By CLIFFORD YEARY, Associate Director, Little Rock Scripture Study | Published August 3, 2017 | En Español
This is the third column in a 10-part series
“Blessed are they who mourn, for they will be comforted.” Mt 5:4
The beatitudes are blessings directed toward followers of Christ, first of all, and to the crowds as potential followers. The crowds would probably be puzzled by many of the blessings. Being poor in spirit is a blessing? We are blessed if we are in mourning? It is no different for us today, especially if we mistakenly equate being blessed with happiness.
When we do so, we are likely to see the blessing of those who mourn simply as a promise of future happiness. Certainly, we grieve in the present when we lose a loved one, and often the only happiness we can grasp at is that our faith and hope tell us that our loved one is entering a new life of eternal happiness in Christ. And well we should, because it is true.
But that is not the core meaning of the second beatitude. Jesus is telling his disciples that they are blessed precisely because they mourn. It is their mourning that God will respond to by comforting them. Those who do not mourn may count themselves as being comfortable, but they might miss out on the comfort God will provide those who do mourn.
This will be clearer to those who have experienced mourning as a prayer. Mourning as a form of prayer is more than the grief experienced over a loss. Mourning in this sense is the offering of our experience of loss to God — even when there is anger toward God because we sense somehow that God was involved in taking away our loved one.
Israel knew that kind of mourning.
“(Y)ou have rejected and disgraced us;
you do not march out with our armies.
You make us retreat before the foe;
those who hate us plunder us at will.
You hand us over like sheep to be slaughtered,
scatter us among the nations.
You sell your people for nothing;
you make no profit from their sale.” (Psalm 44:10-13)
Whether or not there is even a trace of anger in our mourning, when mourning is offered as a prayer it is a prayer that will be answered by God.
There is something more, however, that is also contained in this beatitude. It tells us that we should mourn. At the time Jesus delivered the beatitudes his disciples were not mourning, and for good reason. But the time would come when they would mourn and also for good reason.
“The disciples of John approached him and said, ‘Why do we and the Pharisees fast (much), but your disciples do not fast?’ Jesus answered them, ‘Can the wedding guests mourn as long as the bridegroom is with them? The days will come when the bridegroom is taken away from them, and then they will fast.’” (Mt 9:14-15)
Here, mourning (with fasting) will be the response the disciples will have when Jesus is taken away from them. Of course, it is also in Matthew that we learn that Jesus is never truly absent from us.
“For where two or three are gathered together in my name, there am I in the midst of them.” (18:20)
“And behold, I am with you always, until the end of the age.” (28:20)
And so it is that we continue to live our lives in Christ as those who both mourn and rejoice, with good reason for both.

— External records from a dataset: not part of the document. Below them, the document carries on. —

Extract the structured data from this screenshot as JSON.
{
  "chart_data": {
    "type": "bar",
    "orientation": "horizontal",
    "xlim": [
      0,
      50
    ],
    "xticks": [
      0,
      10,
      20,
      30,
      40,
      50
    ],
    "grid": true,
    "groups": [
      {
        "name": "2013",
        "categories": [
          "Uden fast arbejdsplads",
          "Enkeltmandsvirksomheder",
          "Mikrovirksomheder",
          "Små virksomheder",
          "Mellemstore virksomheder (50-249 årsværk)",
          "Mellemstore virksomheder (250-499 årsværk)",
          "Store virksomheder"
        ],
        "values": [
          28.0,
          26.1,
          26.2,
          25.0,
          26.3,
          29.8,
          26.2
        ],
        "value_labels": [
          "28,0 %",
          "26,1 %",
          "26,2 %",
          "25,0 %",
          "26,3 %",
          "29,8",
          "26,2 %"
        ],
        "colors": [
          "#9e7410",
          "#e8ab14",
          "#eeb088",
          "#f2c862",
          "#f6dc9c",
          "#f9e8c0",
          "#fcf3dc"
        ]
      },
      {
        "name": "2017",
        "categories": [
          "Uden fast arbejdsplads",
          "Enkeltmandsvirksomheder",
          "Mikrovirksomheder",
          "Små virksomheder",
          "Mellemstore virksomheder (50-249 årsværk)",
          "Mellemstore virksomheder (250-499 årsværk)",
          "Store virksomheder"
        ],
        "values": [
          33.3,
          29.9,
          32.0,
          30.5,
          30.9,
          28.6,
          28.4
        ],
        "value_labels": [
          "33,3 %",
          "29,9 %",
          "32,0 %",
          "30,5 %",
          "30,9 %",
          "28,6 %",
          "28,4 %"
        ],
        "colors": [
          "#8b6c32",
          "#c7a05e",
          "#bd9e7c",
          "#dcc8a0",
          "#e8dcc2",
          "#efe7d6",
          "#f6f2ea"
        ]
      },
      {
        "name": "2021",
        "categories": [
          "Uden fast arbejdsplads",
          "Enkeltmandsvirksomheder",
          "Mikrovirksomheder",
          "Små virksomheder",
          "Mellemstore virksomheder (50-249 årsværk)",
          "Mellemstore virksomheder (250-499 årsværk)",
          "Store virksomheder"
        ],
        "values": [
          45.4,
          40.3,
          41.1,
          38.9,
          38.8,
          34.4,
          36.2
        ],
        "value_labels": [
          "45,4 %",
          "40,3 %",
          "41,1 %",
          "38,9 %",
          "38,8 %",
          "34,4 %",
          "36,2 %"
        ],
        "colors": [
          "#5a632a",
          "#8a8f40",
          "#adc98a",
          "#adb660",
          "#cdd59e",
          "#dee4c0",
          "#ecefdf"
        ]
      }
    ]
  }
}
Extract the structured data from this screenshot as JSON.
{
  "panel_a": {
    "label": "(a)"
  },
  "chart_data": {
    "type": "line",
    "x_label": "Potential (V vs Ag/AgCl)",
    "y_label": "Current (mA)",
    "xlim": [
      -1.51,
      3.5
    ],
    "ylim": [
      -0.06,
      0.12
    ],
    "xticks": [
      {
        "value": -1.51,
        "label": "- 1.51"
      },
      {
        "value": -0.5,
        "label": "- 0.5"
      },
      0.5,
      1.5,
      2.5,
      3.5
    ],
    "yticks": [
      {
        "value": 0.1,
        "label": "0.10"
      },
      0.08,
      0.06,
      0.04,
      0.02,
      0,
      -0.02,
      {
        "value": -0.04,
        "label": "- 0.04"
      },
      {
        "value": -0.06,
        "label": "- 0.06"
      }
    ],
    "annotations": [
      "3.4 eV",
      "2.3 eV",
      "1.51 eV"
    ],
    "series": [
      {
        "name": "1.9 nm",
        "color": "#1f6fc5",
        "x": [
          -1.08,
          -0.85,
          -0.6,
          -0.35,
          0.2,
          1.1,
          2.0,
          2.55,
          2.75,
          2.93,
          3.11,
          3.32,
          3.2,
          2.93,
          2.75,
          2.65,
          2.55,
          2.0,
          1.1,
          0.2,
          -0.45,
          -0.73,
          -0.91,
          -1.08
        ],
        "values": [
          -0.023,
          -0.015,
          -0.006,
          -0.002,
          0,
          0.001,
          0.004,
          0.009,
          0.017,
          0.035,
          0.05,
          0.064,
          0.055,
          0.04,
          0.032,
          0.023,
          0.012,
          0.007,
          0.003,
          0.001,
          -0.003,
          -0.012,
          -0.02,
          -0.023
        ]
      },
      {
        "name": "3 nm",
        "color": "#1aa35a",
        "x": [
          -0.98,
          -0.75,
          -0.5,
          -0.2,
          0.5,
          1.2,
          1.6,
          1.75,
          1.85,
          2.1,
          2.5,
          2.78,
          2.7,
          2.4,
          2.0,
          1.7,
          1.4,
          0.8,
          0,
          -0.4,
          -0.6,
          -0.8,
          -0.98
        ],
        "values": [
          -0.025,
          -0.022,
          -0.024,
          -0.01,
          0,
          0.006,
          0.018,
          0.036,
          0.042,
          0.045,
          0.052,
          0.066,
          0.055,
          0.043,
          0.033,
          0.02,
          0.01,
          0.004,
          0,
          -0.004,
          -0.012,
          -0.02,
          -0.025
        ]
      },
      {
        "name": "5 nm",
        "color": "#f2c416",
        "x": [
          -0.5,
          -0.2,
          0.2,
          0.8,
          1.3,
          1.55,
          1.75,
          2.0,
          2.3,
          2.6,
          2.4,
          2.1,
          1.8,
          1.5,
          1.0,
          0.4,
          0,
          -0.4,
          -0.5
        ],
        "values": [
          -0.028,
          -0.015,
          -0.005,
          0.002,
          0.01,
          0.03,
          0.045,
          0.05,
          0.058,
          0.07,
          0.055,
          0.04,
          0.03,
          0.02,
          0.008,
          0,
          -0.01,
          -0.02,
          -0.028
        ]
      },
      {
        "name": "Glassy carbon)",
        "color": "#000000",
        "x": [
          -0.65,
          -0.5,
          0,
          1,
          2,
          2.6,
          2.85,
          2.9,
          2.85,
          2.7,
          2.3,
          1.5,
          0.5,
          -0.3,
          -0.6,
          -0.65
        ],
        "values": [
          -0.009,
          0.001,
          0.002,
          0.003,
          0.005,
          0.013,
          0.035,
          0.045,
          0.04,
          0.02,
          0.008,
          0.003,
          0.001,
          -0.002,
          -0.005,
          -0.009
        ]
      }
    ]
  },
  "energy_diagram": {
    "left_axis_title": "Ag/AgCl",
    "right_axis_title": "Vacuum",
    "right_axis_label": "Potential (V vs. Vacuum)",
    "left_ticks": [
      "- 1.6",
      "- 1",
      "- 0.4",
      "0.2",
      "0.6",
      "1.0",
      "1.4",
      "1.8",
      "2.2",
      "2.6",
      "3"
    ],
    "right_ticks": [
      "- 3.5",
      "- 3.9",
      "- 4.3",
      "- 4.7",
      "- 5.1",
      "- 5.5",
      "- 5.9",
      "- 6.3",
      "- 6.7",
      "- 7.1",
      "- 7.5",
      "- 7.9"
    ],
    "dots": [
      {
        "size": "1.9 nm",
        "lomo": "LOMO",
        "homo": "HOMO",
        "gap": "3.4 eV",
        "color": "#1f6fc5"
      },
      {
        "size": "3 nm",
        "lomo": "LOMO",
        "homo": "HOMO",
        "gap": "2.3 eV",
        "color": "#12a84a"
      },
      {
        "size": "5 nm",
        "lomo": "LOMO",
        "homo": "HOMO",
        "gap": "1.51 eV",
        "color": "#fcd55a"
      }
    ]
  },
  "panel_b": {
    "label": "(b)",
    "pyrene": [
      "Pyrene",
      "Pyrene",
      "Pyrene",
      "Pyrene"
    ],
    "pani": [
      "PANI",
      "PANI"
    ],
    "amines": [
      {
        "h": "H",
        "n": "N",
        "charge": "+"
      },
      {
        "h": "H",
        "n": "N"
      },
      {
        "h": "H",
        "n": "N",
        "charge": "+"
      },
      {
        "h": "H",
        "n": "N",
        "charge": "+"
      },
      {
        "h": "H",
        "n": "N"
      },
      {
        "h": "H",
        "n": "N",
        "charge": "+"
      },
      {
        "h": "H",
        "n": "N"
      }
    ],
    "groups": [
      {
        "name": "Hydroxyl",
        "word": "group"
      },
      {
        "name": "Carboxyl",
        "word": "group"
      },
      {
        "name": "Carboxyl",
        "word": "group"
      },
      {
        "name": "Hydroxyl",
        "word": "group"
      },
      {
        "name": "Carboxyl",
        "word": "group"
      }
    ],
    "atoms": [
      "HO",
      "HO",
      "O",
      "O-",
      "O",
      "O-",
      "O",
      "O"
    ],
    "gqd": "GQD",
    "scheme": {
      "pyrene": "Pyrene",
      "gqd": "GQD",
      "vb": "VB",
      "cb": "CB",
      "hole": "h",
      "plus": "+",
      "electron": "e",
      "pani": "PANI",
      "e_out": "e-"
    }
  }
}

Our mourning, however, if it is both prayerful and biblically rooted will not just be mourning for our personal losses. We are called to mourn together, as Christians. We are called to do this communally and liturgically in penitential rites and during Lent. We continue to grieve for our participation in human sinfulness, the sinfulness that sent Jesus to suffer and die on the cross.
There is still more to our prayerful mourning, however. When Jesus blessed those who mourn, we should recognize the communal grief that afflicted Israel as a nation. Recall the grief noted in Psalm 44. Israel yearned for the day when the promises of a restored kingdom would bring about the reign of God and the rule of justice in the land. They grieved that without God’s rule injustice triumphed. The needs of the poor, the sick, the orphan and the widow were neglected. Let us look clearly at our world, our nation, our communities and prayerfully mourn when it is appropriate.
When has mourning been a part of your life? Were you able to find comfort from God and others? How are you still seeking comfort?
What do you think would be different between grief without faith and grief that is a prayer? (See 1 Thes 4:13-14.)
What are some notable experiences you have had from participating in penitential services and Holy Week liturgies?
What are some of the current circumstances facing our world, our nation, our communities that should spur mourning in the hearts of believers?